The Way of Shamatha: Soothing the Body, Settling the Mind, and Illuminating Awareness
January 22, 2018 - January 28, 2018
Six Day Residential Retreat with Dr. B. Alan Wallace
During this retreat, we will explore in theory and practice a range of methods for developing meditative quiescence, or shamatha. We will begin with the practice of mindfulness of the breathing as taught by the Buddha, which is an especially effective approach to soothing the body and calming the discursive mind. We will then explore an approach to shamatha that is particularly pertinent for Dzogchen practice, called “settling the mind in its natural state,” as taught by the nineteenth-century Dzogchen master Lerab Lingpa in his commentary to the Heart Essence of Vimalamitra. Finally, we will engage in the practice of “shamatha without signs” as taught by Padmasambhava in his classic terma Natural Liberation. Although this subtle practice is taught explicitly as a means of achieving shamatha, Padmasambhava comments that it may even result in a realization of rigpa, or pristine awareness. The achievement of shamatha is widely regarded in the Buddhist tradition as an indispensable foundation for the cultivation of contemplative insight (vipashyana), and this retreat is designed to provide students with a sufficient theoretical understanding and a basis in experience to enable them to proceed effectively toward this extraordinary state of mental and physical balance.

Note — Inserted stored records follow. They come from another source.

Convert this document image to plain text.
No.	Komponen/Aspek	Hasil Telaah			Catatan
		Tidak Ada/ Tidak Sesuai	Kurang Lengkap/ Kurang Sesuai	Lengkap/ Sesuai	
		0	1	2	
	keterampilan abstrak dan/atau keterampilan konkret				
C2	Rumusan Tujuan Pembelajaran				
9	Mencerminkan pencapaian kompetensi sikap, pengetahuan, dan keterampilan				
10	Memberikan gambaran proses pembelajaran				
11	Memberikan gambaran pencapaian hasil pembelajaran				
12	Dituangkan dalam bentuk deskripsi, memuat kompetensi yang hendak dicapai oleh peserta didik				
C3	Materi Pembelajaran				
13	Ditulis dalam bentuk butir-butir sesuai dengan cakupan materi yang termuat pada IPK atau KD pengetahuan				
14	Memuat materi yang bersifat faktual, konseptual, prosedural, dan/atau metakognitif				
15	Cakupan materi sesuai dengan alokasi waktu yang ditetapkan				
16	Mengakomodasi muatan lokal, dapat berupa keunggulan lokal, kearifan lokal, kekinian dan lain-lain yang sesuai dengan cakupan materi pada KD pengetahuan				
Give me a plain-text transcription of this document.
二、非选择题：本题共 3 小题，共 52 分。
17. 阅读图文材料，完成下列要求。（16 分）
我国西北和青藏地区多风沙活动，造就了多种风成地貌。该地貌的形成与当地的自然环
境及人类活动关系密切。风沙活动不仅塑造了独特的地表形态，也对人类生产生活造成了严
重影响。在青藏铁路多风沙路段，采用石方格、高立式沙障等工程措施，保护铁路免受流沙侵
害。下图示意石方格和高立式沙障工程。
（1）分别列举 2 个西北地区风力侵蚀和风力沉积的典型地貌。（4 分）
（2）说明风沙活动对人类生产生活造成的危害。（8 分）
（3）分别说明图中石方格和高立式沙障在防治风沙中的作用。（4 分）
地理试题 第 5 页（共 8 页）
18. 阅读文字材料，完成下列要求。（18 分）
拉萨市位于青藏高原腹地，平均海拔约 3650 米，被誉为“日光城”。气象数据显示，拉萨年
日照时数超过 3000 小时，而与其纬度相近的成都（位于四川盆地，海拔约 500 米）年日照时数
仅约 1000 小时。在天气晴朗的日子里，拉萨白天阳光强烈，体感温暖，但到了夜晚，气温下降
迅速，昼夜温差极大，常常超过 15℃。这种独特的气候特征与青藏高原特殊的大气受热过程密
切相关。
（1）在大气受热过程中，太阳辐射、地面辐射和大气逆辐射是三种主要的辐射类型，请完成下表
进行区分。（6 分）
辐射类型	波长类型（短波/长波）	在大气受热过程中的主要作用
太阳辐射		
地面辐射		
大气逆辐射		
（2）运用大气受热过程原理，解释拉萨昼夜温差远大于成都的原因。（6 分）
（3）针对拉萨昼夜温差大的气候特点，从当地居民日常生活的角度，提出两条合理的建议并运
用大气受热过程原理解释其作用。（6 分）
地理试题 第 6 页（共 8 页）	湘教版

Dynamic lecturer, progressive scholar, and one of the most prolific writers and translators of Tibetan Buddhism in the West, B. Alan Wallace, Ph.D., continually seeks innovative ways to integrate Buddhist contemplative practices with Western science to advance the study of the mind.
Dr. Wallace, a scholar and practitioner of Buddhism since 1970, has taught Buddhist theory and meditation worldwide since 1976. Having devoted fourteen years to training as a Tibetan Buddhist monk, ordained by H. H. the Dalai Lama, he went on to earn an undergraduate degree in physics and the philosophy of science at Amherst College and a doctorate in religious studies at Stanford.
With his unique background, Alan brings deep experience and applied skills to the challenge of integrating traditional Indo-Tibetan Buddhism with the modern world.